The problem is domain specificity. When I write “the CW integration broke the Automate deployment,” every word in that sentence has a specific meaning in my context that differs from the general-purpose meaning. “CW” is ConnectWise. “Automate” is a specific product, not a verb. “Broke” means introduced a regression, not a physical break. Generic embeddings encode the general meanings and miss the specific ones.
The Fine-Tuning Approach
I fine-tuned the embedding model on my corpus using contrastive learning. Pairs of artifacts that I judged to be related (based on graph proximity) were used as positive pairs. Artifacts with no graph connection were used as negative pairs. The fine-tuned model learned that documents about ConnectWise Automate should be close to documents about RMM deployments, even though the surface-level language might be completely different.
The improvement was substantial. Retrieval accuracy on a test set of queries went from sixty-one percent with generic embeddings to seventy-eight percent with fine-tuned embeddings. Combined with the graph and lexical layers in trimodal retrieval, the overall system accuracy reached eighty-seven percent.
The fine-tuning process itself was informative. The pairs that the model struggled with most were cross-domain references: a security decision that was relevant to a managed services workflow, or a personal reflection that contained insight about a professional pattern. These cross-domain connections are exactly the ones that make a life assistant valuable, and they require embeddings that can bridge domains rather than staying within them.
Incremental Updates
The embedding model cannot be re-fine-tuned every time new artifacts arrive. The computational cost is too high for a local system. Instead, I use a layered approach: the base model is fine-tuned periodically (quarterly), and new artifacts are embedded using the current model with a lightweight adapter that adjusts for recent vocabulary and relationship patterns.
The adapter is small, trainable in minutes rather than hours, and captures the most recent shifts in my language and context without requiring full model retraining.
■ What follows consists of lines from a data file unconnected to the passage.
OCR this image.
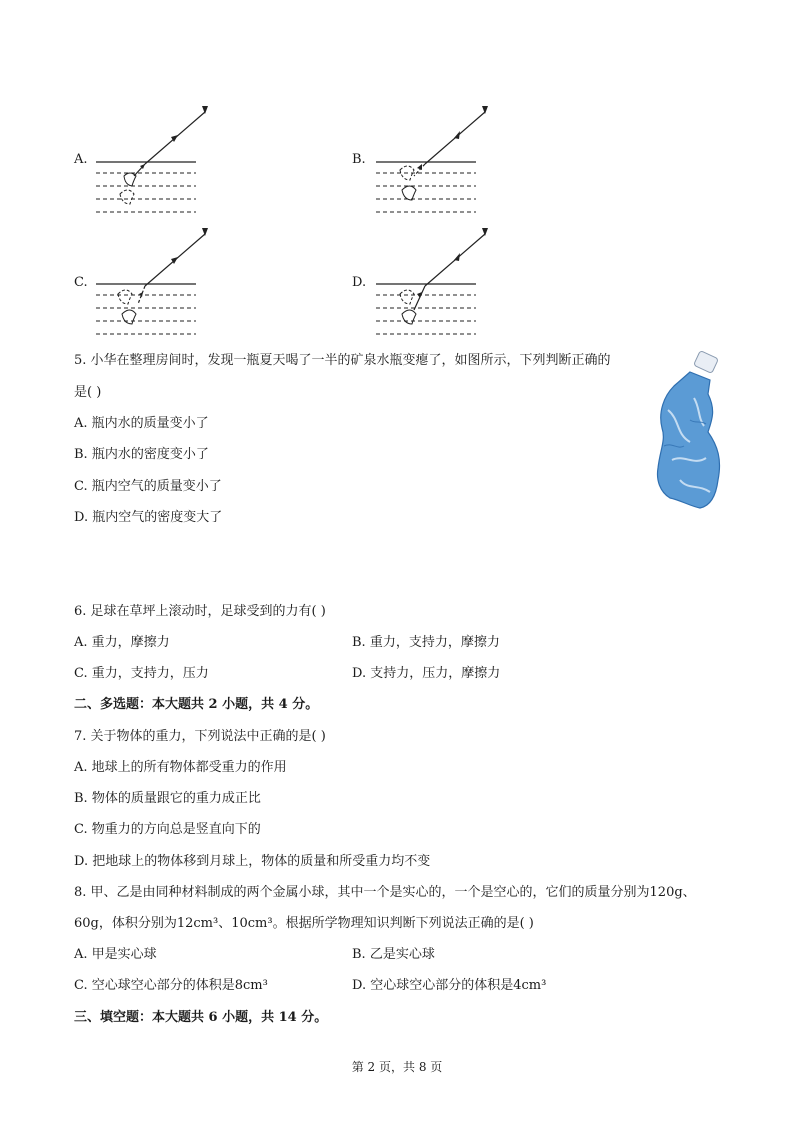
A.	B.
C.	D.
5. 小华在整理房间时，发现一瓶夏天喝了一半的矿泉水瓶变瘪了，如图所示，下列判断正确的
是( )
A. 瓶内水的质量变小了
B. 瓶内水的密度变小了
C. 瓶内空气的质量变小了
D. 瓶内空气的密度变大了
6. 足球在草坪上滚动时，足球受到的力有( )
A. 重力，摩擦力	B. 重力，支持力，摩擦力
C. 重力，支持力，压力	D. 支持力，压力，摩擦力
二、多选题：本大题共 2 小题，共 4 分。
7. 关于物体的重力，下列说法中正确的是( )
A. 地球上的所有物体都受重力的作用
B. 物体的质量跟它的重力成正比
C. 物重力的方向总是竖直向下的
D. 把地球上的物体移到月球上，物体的质量和所受重力均不变
8. 甲、乙是由同种材料制成的两个金属小球，其中一个是实心的，一个是空心的，它们的质量分别为120g、
60g，体积分别为12cm³、10cm³。根据所学物理知识判断下列说法正确的是( )
A. 甲是实心球	B. 乙是实心球
C. 空心球空心部分的体积是8cm³	D. 空心球空心部分的体积是4cm³
三、填空题：本大题共 6 小题，共 14 分。
第 2 页，共 8 页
It is a practical compromise between embedding quality and computational feasibility on an air-gapped system.
This is one of the recurring themes in Tessera’s development: the optimal architecture is not the one that performs best on paper. It is the one that performs well enough within the constraints of local hardware, air-gapped operation, and a single developer’s capacity to maintain it. Pragmatism over perfection, every time.